From the Journals

Longer follow-up needed to track mesh explantation trends



Explantation of mesh used in ventral hernia repair occurs in approximately 1 of every 1,000 surgeries, but it’s a “hidden” morbidity because it almost always happens well after the 30- to 90-day window in which postoperative complications are typically reported in most registries and surveillance systems, according to a report in the Journal of the American College of Surgeons.

Mesh explantation usually occurs 1-3 years after implantation and triples the operative costs of the original ventral hernia repair. The rate of 1 per 1,000 surgeries and the massive increase in cost are comparable with those of occult injury of the common bile duct during cholecystectomy that later requires biliary reconstruction. But mesh explantation doesn’t generate the “profound attention” accorded to bile duct injury, perhaps because it develops much later in the postoperative course.

“It is surprising that mesh complications have not yet prompted similar concern,” said Kristy Kummerow Broman, MD, of the department of surgery, Vanderbilt University Medical Center, Nashville, Tenn., and her associates.

Until now, the frequency and cost of mesh explantation after ventral hernia repair in the general population have not been known. To make a reasonable estimate, the investigators constructed a cohort of 619,751 patients using information from inpatient and surgery databases for New York, California, and Florida between 2005 and 2011. Most of these were open procedures (91%), while 9% were laparoscopic.

During a mean follow-up of 3 years, 438 patients (0.7 per 1,000) underwent mesh explantation. This is a clinically significant incidence, and is likely an underestimate because ICD-9 and CPT coding for mesh removal is highly variable, Dr. Broman and her associates said.
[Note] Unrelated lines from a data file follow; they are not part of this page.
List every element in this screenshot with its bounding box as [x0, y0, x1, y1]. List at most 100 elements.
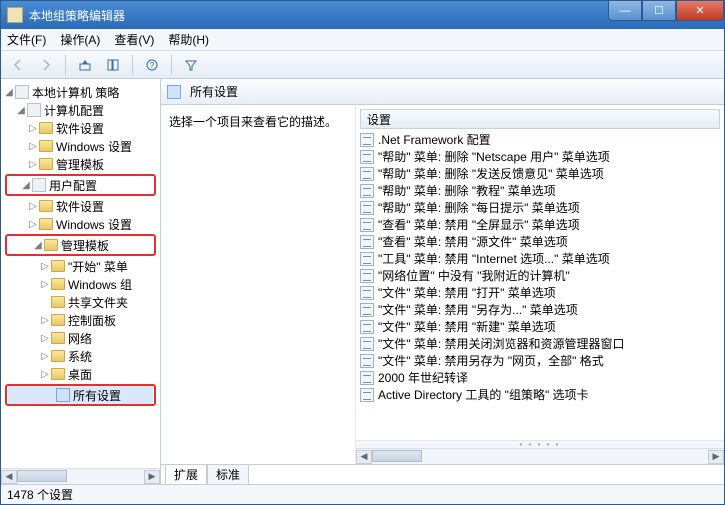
- folder-icon: [39, 122, 53, 134]
- list-item-label: "文件" 菜单: 禁用关闭浏览器和资源管理器窗口: [378, 335, 625, 352]
- list-item-label: "工具" 菜单: 禁用 "Internet 选项..." 菜单选项: [378, 250, 610, 267]
- setting-icon: [360, 201, 374, 215]
- setting-icon: [360, 218, 374, 232]
- minimize-button[interactable]: —: [608, 1, 642, 21]
- scroll-left-icon[interactable]: ◀: [1, 470, 17, 484]
- menu-view[interactable]: 查看(V): [114, 31, 154, 48]
- folder-icon: [51, 332, 65, 344]
- list-item[interactable]: "帮助" 菜单: 删除 "Netscape 用户" 菜单选项: [360, 148, 720, 165]
- list-item-label: "文件" 菜单: 禁用 "打开" 菜单选项: [378, 284, 556, 301]
- list-item[interactable]: "查看" 菜单: 禁用 "源文件" 菜单选项: [360, 233, 720, 250]
- list-item-label: "文件" 菜单: 禁用另存为 "网页，全部" 格式: [378, 352, 604, 369]
- settings-list[interactable]: .Net Framework 配置"帮助" 菜单: 删除 "Netscape 用…: [356, 131, 724, 440]
- navigation-tree[interactable]: ◢本地计算机 策略 ◢计算机配置 ▷软件设置 ▷Windows 设置 ▷管理模板…: [1, 79, 160, 468]
- tree-cc-windows[interactable]: Windows 设置: [56, 138, 132, 155]
- tree-hscrollbar[interactable]: ◀ ▶: [1, 468, 160, 484]
- setting-icon: [360, 286, 374, 300]
- app-icon: [7, 7, 23, 23]
- setting-icon: [360, 235, 374, 249]
- tree-computer-config[interactable]: 计算机配置: [44, 102, 104, 119]
- tree-uc-admin[interactable]: 管理模板: [61, 237, 109, 254]
- tree-all-settings[interactable]: 所有设置: [73, 387, 121, 404]
- help-button[interactable]: ?: [141, 54, 163, 76]
- list-item[interactable]: .Net Framework 配置: [360, 131, 720, 148]
- details-header: 所有设置: [161, 79, 724, 105]
- list-hscrollbar[interactable]: ◀ ▶: [356, 448, 724, 464]
- list-item[interactable]: "帮助" 菜单: 删除 "发送反馈意见" 菜单选项: [360, 165, 720, 182]
- scroll-left-icon[interactable]: ◀: [356, 450, 372, 464]
- tree-admin-network[interactable]: 网络: [68, 330, 92, 347]
- setting-icon: [360, 354, 374, 368]
- folder-icon: [51, 314, 65, 326]
- back-button[interactable]: [7, 54, 29, 76]
- status-text: 1478 个设置: [7, 486, 73, 503]
- tree-uc-software[interactable]: 软件设置: [56, 198, 104, 215]
- folder-icon: [51, 368, 65, 380]
- menu-help[interactable]: 帮助(H): [168, 31, 209, 48]
- tree-uc-windows[interactable]: Windows 设置: [56, 216, 132, 233]
- tree-cc-admin[interactable]: 管理模板: [56, 156, 104, 173]
- tree-admin-desktop[interactable]: 桌面: [68, 366, 92, 383]
- list-item[interactable]: "文件" 菜单: 禁用 "另存为..." 菜单选项: [360, 301, 720, 318]
- folder-icon: [51, 278, 65, 290]
- list-item[interactable]: "文件" 菜单: 禁用 "新建" 菜单选项: [360, 318, 720, 335]
- tree-admin-wincomp[interactable]: Windows 组: [68, 276, 132, 293]
- scroll-right-icon[interactable]: ▶: [144, 470, 160, 484]
- details-title: 所有设置: [190, 83, 238, 100]
- setting-icon: [360, 337, 374, 351]
- setting-icon: [360, 269, 374, 283]
- list-item[interactable]: "工具" 菜单: 禁用 "Internet 选项..." 菜单选项: [360, 250, 720, 267]
- up-button[interactable]: [74, 54, 96, 76]
- tree-admin-shared[interactable]: 共享文件夹: [68, 294, 128, 311]
- highlight-all-settings: 所有设置: [5, 384, 156, 406]
- close-button[interactable]: ✕: [676, 1, 724, 21]
- svg-text:?: ?: [150, 61, 155, 70]
- menu-action[interactable]: 操作(A): [60, 31, 100, 48]
- tree-user-config[interactable]: 用户配置: [49, 177, 97, 194]
- column-header-setting[interactable]: 设置: [360, 109, 720, 129]
- list-item[interactable]: "网络位置" 中没有 "我附近的计算机": [360, 267, 720, 284]
- list-item[interactable]: "帮助" 菜单: 删除 "每日提示" 菜单选项: [360, 199, 720, 216]
- tree-root[interactable]: 本地计算机 策略: [32, 84, 119, 101]
- list-item-label: "文件" 菜单: 禁用 "另存为..." 菜单选项: [378, 301, 578, 318]
- titlebar: 本地组策略编辑器 — ☐ ✕: [1, 1, 724, 29]
- list-item-label: .Net Framework 配置: [378, 131, 491, 148]
- statusbar: 1478 个设置: [1, 484, 724, 504]
- window-controls: — ☐ ✕: [608, 1, 724, 21]
- content-area: ◢本地计算机 策略 ◢计算机配置 ▷软件设置 ▷Windows 设置 ▷管理模板…: [1, 79, 724, 484]
- scroll-right-icon[interactable]: ▶: [708, 450, 724, 464]
- tree-admin-start[interactable]: "开始" 菜单: [68, 258, 128, 275]
- list-item[interactable]: "帮助" 菜单: 删除 "教程" 菜单选项: [360, 182, 720, 199]
- list-item[interactable]: "文件" 菜单: 禁用关闭浏览器和资源管理器窗口: [360, 335, 720, 352]
- tab-extended[interactable]: 扩展: [165, 464, 207, 484]
- tab-standard[interactable]: 标准: [207, 464, 249, 484]
- all-settings-icon: [56, 388, 70, 402]
- maximize-button[interactable]: ☐: [642, 1, 676, 21]
- list-item-label: "帮助" 菜单: 删除 "教程" 菜单选项: [378, 182, 556, 199]
- folder-icon: [44, 239, 58, 251]
- folder-icon: [39, 218, 53, 230]
- menu-file[interactable]: 文件(F): [7, 31, 46, 48]
- view-tabs: 扩展 标准: [161, 464, 724, 484]
- setting-icon: [360, 303, 374, 317]
- show-hide-button[interactable]: [102, 54, 124, 76]
- tree-admin-control[interactable]: 控制面板: [68, 312, 116, 329]
- highlight-admin-templates: ◢管理模板: [5, 234, 156, 256]
- list-item[interactable]: 2000 年世纪转译: [360, 369, 720, 386]
- filter-button[interactable]: [180, 54, 202, 76]
- forward-button[interactable]: [35, 54, 57, 76]
- list-item-label: "帮助" 菜单: 删除 "Netscape 用户" 菜单选项: [378, 148, 610, 165]
- list-item[interactable]: "查看" 菜单: 禁用 "全屏显示" 菜单选项: [360, 216, 720, 233]
- list-item[interactable]: "文件" 菜单: 禁用另存为 "网页，全部" 格式: [360, 352, 720, 369]
- list-item-label: "帮助" 菜单: 删除 "发送反馈意见" 菜单选项: [378, 165, 604, 182]
- tree-cc-software[interactable]: 软件设置: [56, 120, 104, 137]
- list-item[interactable]: "文件" 菜单: 禁用 "打开" 菜单选项: [360, 284, 720, 301]
- description-hint: 选择一个项目来查看它的描述。: [169, 115, 337, 129]
- computer-config-icon: [27, 103, 41, 117]
- resize-handle[interactable]: • • • • •: [356, 440, 724, 448]
- details-pane: 所有设置 选择一个项目来查看它的描述。 设置 .Net Framework 配置…: [161, 79, 724, 484]
- list-item[interactable]: Active Directory 工具的 "组策略" 选项卡: [360, 386, 720, 403]
- list-item-label: "帮助" 菜单: 删除 "每日提示" 菜单选项: [378, 199, 580, 216]
- setting-icon: [360, 184, 374, 198]
- tree-admin-system[interactable]: 系统: [68, 348, 92, 365]
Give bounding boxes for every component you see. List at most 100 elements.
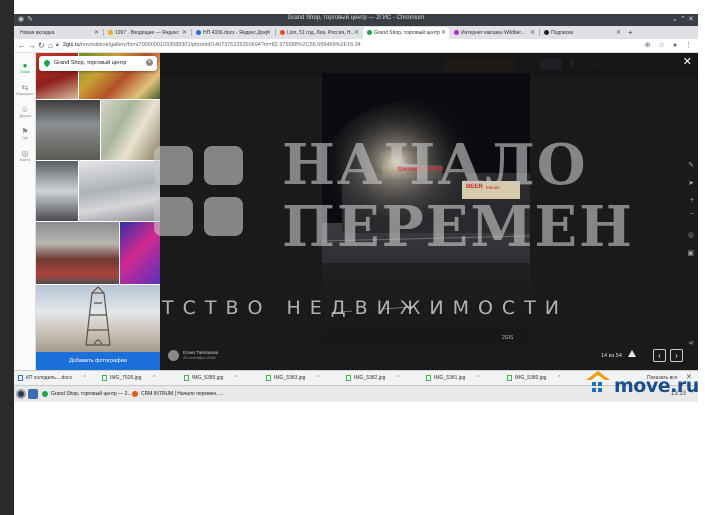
download-filename: IMG_5380.jpg xyxy=(515,375,547,381)
close-window-icon[interactable]: ✕ xyxy=(688,16,694,24)
main-photo[interactable]: GRAND SHOP BEER Мания 2GIS xyxy=(322,73,530,346)
house-roof-inner xyxy=(590,375,606,381)
left-nav: ● Поиск ⇆ Маршруты ☺ Друзья ⚑ Где ◎ Войт… xyxy=(14,53,36,370)
sidebar-item-login[interactable]: ◎ Войти xyxy=(14,149,36,162)
close-tab-icon[interactable]: ✕ xyxy=(182,27,187,39)
download-item[interactable]: IMG_7526.jpg ^ xyxy=(102,374,155,383)
sidebar-item-search[interactable]: ● Поиск xyxy=(14,61,36,74)
download-item[interactable]: IMG_5385.jpg ^ xyxy=(184,374,237,383)
gallery-photo-store-shelves[interactable] xyxy=(101,100,160,160)
prev-photo-button[interactable]: ‹ xyxy=(653,349,666,362)
sidebar-item-label: Где xyxy=(22,136,28,140)
back-icon[interactable]: ← xyxy=(18,41,26,50)
close-tab-icon[interactable]: ✕ xyxy=(530,27,535,39)
report-warning-icon[interactable] xyxy=(628,350,636,357)
translate-icon[interactable]: ⊕ xyxy=(645,42,651,49)
fullscreen-icon[interactable]: ▣ xyxy=(687,249,694,257)
beer-sign-suffix: Мания xyxy=(486,185,500,190)
close-tab-icon[interactable]: ✕ xyxy=(616,27,621,39)
search-input[interactable]: Grand Shop, торговый центр xyxy=(54,59,126,68)
zoom-out-icon[interactable]: − xyxy=(690,211,694,218)
chevron-up-icon[interactable]: ^ xyxy=(558,374,560,383)
taskbar-item-chromium[interactable]: Grand Shop, торговый центр — 2... xyxy=(42,390,132,398)
account-icon[interactable]: ● xyxy=(673,42,677,49)
chevron-up-icon[interactable]: ^ xyxy=(397,374,399,383)
chevron-up-icon[interactable]: ^ xyxy=(84,374,86,383)
close-viewer-icon[interactable]: ✕ xyxy=(683,56,692,68)
tab-wildberries[interactable]: Интернет магазин Wildber... ✕ xyxy=(450,27,538,39)
close-tab-icon[interactable]: ✕ xyxy=(441,27,446,39)
reload-icon[interactable]: ↻ xyxy=(38,41,45,50)
close-tab-icon[interactable]: ✕ xyxy=(354,27,359,39)
photo-watermark: 2GIS xyxy=(502,335,514,341)
forward-icon[interactable]: → xyxy=(28,41,36,50)
gallery-photo-eiffel-decor[interactable] xyxy=(36,285,160,352)
file-manager-icon[interactable] xyxy=(28,389,38,399)
next-photo-button[interactable]: › xyxy=(670,349,683,362)
bookmark-star-icon[interactable]: ☆ xyxy=(659,42,665,49)
chevron-up-icon[interactable]: ^ xyxy=(477,374,479,383)
logo-grid-cell xyxy=(592,382,596,386)
avatar xyxy=(168,350,179,361)
sidebar-item-friends[interactable]: ☺ Друзья xyxy=(14,105,36,118)
gallery-photo-winter-street[interactable] xyxy=(36,161,78,221)
close-tab-icon[interactable]: ✕ xyxy=(94,27,99,39)
tab-yandex-mail[interactable]: 1997 · Входящие — Яндекс ✕ xyxy=(104,27,190,39)
tab-grand-shop[interactable]: Grand Shop, торговый центр ✕ xyxy=(363,27,449,39)
profile-favicon-icon xyxy=(280,30,285,36)
chevron-up-icon[interactable]: ^ xyxy=(317,374,319,383)
minimize-icon[interactable]: ⌄ xyxy=(672,16,678,24)
clear-search-icon[interactable]: ✕ xyxy=(146,59,153,66)
sidebar-item-routes[interactable]: ⇆ Маршруты xyxy=(14,83,36,96)
download-item[interactable]: IMG_5381.jpg ^ xyxy=(426,374,479,383)
close-tab-icon[interactable]: ✕ xyxy=(266,27,271,39)
title-bar: ◉ ✎ Grand Shop, торговый центр — 2ГИС - … xyxy=(14,14,698,26)
logo-text: move.ru xyxy=(614,375,699,397)
url-field[interactable]: 2gis.ru/novosibirsk/gallery/firm/7000000… xyxy=(63,41,361,50)
chevron-up-icon[interactable]: ^ xyxy=(153,374,155,383)
toolbar-icons: ⊕ ☆ ● ⋮ xyxy=(639,41,692,50)
mail-favicon-icon xyxy=(108,30,113,36)
tab-subscriptions[interactable]: Подписки ✕ xyxy=(540,27,624,39)
chevron-up-icon[interactable]: ^ xyxy=(235,374,237,383)
gallery-photo-building-exterior[interactable] xyxy=(36,222,119,284)
tab-strip: Новая вкладка ✕ 1997 · Входящие — Яндекс… xyxy=(14,26,698,39)
share-icon[interactable]: ⋖ xyxy=(688,339,694,347)
night-mall-photo xyxy=(322,73,530,346)
wildberries-favicon-icon xyxy=(454,30,459,36)
image-file-icon xyxy=(426,374,431,381)
photo-counter: 14 из 54 xyxy=(601,353,622,359)
tab-label: НП 4336.docx - Яндекс.Доку xyxy=(203,30,269,36)
add-photos-button[interactable]: Добавить фотографии xyxy=(36,352,160,370)
download-item[interactable]: IMG_5382.jpg ^ xyxy=(346,374,399,383)
sidebar-item-where[interactable]: ⚑ Где xyxy=(14,127,36,140)
download-filename: IMG_5385.jpg xyxy=(192,375,224,381)
navigation-icon[interactable]: ➤ xyxy=(688,179,694,187)
download-item[interactable]: IMG_5383.jpg ^ xyxy=(266,374,319,383)
download-filename: IMG_5383.jpg xyxy=(274,375,306,381)
maximize-icon[interactable]: ⌃ xyxy=(680,16,686,24)
youtube-favicon-icon xyxy=(544,30,549,36)
gallery-panel: Grand Shop, торговый центр ✕ Добавить фо… xyxy=(36,53,160,370)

This rate, for just three states during 3 years of follow-up, is nearly twice as high as the rate of mesh-related complications voluntarily reported to the FDA in post-marketing surveillance for the entire country during a 7-year period, they noted (J Am Coll Surg. 2017 Jan;224:35-42).

“It is paramount” that surgeons, manufacturers, and regulatory groups advocate mandatory reporting and “extend the surveillance for at least 1-3 years after implantation of a mesh device,” Dr. Broman and her associates said.

In this study, the median time to explantation was approximately 1 year (range, 2 days to 6 years), and 80% of explantations occurred within 2 years.

The median cumulative operative cost – excluding physician fees, nonsurgical medical costs, and the costs of patient disability and lost productivity – were $21,889 for patients requiring mesh explantation, compared with only $6,579 for those who did not. This finding highlights “the profound long-term implications of implantable devices in abdominal wall reconstruction,” they noted.

To put their findings in context, the investigators reviewed the literature regarding major bile duct injury during cholecystectomy. One large study on cases from 2001 to 2011 found that the rate of biliary reconstruction was comparable with that of explantation, at 0.8 to 1.1 per 1,000. Similarly, reoperation for bile duct injury approximately tripled the operative costs ($9,061 for patients who required biliary reconstruction vs $2,689 for those who didn’t). However, the $21,000 for mesh reoperation far exceeds the $9,000 for biliary reoperation.

This study was supported by the Department of Veterans Affairs, the VA Tennessee Valley Healthcare System, and the Americas Hernia Society Quality Collaborative. Dr. Broman reported having no relevant financial disclosures; her associates reported ties to Intuitive Surgical Solutions, Bard Davol, Ariste Medical, and Pfizer.